Rapid Organ Response
AMONG 24 PATIENTS evaluable for response, 15 (63%) showed an organ response to treatment during the phase Ia/b trial. Eighteen patients had cardiac and/or renal involvement, and 12 of them (67%) showed a response to the drug. Three patients with other forms of organ involvement also responded to treatment, including one of four patients with gastrointestinal involvement, one of two patients with liver involvement, and one patient with soft-tissue response and improvement of arthritis from grade 3 to grade 1, Dr. Lentzsch reported.
The median time to response was 3 weeks after the start of treatment, with the tendency toward quicker responses with higher dosages. Organ responses were independent of the free light chain type.
“One of the biggest findings was you can achieve a response even with free light chains present,” she said. “But we saw that four treatments is not enough. Patients need more to break down the amyloid.”
Elaborating on the cardiac response, Dr. Lentzsch reported that 6 of 12 patients (mean baseline NT-proBNP [N-terminal probrain natriuretic peptide] was ≥ 650 pg/mL) had a response, defined as > 30% and > 300 pg/mL decrease in baseline NT-proBNP, and 4 patients remained stable. The median time to cardiac response was 3 weeks. The drug improved left ventricular global longitudinal strain, as indicated in one patient whose baseline global longitudinal strain was –9.58 and NT-proBNP was 2,549 pg/mL but improved by week 12 to –13.39 global longitudinal strain and 1,485 pg/mL NT-proBNP.
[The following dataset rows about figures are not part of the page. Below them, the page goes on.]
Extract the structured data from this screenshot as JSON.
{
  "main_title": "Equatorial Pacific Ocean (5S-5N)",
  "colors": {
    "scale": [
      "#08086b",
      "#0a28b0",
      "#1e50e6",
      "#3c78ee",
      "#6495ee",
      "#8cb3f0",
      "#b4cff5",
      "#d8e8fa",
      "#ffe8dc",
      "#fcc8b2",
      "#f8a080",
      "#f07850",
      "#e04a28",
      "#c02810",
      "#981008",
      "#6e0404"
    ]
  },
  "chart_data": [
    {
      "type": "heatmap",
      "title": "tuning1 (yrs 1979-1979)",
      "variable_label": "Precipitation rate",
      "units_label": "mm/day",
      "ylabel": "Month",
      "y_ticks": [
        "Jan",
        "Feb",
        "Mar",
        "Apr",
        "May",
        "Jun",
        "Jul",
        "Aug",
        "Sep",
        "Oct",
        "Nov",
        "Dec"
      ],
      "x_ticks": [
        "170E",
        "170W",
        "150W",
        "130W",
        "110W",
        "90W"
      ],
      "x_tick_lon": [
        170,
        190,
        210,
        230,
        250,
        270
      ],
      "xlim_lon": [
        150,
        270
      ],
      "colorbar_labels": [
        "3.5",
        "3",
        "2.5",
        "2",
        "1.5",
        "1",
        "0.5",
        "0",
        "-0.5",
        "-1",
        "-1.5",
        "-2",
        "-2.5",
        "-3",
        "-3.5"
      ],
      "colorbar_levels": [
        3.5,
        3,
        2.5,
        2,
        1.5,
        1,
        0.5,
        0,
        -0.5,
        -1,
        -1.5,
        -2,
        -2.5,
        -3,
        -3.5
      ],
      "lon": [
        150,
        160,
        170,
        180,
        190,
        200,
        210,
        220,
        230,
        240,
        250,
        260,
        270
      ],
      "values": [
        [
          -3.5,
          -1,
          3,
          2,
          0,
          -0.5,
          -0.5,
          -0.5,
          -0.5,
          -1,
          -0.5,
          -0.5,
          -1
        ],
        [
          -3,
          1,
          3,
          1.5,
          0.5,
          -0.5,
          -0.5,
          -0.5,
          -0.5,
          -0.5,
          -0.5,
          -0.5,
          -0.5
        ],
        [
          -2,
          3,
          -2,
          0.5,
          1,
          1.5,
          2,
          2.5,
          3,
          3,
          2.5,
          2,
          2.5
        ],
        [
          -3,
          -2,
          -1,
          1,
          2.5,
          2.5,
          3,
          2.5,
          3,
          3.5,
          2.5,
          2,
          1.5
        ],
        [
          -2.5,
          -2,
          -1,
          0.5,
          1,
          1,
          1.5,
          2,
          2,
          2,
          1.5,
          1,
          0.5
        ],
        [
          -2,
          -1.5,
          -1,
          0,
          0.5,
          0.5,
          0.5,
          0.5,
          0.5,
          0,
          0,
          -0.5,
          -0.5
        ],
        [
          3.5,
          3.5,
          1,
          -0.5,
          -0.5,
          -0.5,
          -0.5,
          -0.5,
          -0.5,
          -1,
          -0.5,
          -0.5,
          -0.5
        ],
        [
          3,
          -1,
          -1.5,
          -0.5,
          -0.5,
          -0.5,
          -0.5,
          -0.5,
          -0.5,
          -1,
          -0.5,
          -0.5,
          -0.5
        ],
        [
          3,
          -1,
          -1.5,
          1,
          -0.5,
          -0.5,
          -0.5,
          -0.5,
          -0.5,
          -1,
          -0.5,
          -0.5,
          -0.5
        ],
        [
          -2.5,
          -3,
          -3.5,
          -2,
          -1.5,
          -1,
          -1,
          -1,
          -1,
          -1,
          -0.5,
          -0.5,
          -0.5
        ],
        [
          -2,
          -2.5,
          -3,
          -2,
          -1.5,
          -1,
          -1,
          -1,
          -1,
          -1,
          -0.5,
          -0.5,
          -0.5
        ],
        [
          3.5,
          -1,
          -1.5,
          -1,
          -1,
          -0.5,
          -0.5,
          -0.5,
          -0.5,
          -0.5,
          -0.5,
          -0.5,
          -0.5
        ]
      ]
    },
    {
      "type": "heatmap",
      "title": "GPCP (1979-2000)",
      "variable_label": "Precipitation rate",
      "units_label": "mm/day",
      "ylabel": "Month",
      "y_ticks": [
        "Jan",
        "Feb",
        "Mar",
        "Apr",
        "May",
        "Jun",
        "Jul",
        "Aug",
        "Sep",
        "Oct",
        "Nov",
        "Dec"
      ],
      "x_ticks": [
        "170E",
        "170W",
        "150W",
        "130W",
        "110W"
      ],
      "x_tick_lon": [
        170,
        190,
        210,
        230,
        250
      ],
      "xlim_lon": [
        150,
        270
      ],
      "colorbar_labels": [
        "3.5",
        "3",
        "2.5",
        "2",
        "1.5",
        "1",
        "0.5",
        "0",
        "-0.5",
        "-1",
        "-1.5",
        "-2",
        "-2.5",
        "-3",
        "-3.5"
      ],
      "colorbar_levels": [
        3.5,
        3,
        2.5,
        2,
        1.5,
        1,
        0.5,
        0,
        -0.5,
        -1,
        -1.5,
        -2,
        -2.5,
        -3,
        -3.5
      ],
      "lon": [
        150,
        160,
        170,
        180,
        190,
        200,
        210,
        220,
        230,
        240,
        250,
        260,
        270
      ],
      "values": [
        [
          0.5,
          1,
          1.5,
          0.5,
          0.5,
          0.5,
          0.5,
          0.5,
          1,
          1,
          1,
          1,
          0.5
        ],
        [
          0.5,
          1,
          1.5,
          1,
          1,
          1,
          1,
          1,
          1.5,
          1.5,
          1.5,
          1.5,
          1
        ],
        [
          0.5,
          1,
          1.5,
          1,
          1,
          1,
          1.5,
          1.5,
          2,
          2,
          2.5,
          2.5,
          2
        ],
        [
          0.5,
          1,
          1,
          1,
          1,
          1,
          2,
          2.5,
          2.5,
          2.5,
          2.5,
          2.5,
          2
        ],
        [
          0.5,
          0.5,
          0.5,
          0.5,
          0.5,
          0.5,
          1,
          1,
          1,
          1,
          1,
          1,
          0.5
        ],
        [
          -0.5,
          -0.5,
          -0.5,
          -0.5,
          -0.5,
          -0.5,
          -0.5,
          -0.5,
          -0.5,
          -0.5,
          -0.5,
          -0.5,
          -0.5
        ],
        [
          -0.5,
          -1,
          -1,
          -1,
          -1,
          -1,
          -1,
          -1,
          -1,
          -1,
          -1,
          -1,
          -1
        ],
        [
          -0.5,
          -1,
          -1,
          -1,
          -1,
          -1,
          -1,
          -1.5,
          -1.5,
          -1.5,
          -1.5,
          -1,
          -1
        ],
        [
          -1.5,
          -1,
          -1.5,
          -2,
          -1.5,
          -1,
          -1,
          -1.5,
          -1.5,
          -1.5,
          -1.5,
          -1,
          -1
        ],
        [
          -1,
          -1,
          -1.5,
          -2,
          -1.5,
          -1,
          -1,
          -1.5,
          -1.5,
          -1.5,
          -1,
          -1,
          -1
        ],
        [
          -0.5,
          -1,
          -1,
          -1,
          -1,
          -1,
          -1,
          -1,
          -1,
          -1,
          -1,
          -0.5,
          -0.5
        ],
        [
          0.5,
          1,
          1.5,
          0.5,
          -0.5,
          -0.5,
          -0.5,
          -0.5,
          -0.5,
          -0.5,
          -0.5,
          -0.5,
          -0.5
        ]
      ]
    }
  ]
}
“An increase of global longitudinal strain by –2 is something that is significant,” she noted. “We saw improved contractility of the left ventricle.”
Randomized Trials Planned
“OVERALL, AMYLOID fibril–targeted therapy with the monoclonal antibody 11-1F4 represents both a promising and innovative approach to the management of patients with AL amyloidosis,” Dr. Lentzsch commented. “We postulate that in patients with persistent organ dysfunction after plasma cell–directed therapy, 11-1F4 leads to fast, early, and sustained organ response. The rapid destruction of amyloid fibrils by 11-1F4 can improve organ function and potentially improve mortality in patients with this uniformly fatal disease.”
Larger randomized trials to evaluate the efficacy of this monoclonal antibody are planned, including trials of the drug in combination with anti–plasma cell therapy. ■
DISCLOSURE: Dr. Lentzsch reported financial relationships with Caelum Biosciences, Bayer, and Janssen.
1. Edwards CV, Gould J, Langer AL, et al: Final analysis of the phase 1a/b study of chimeric fibril-reactive monoclonal antibody 11-1F4 in patients with relapsed or refractory AL amyloidosis. 2017 ASH Annual Meeting. Abstract 509. Presented December 10, 2017.
SESSION MODERATOR Dan Vogl, MD, Assistant Professor of Medicine at the University of Pennsylvania, Philadelphia, told The ASCO Post that the results with 11-1F4 were “very impressive” adding “everyone is excited” about the investigational amyloid-targeting monoclonal antibodies.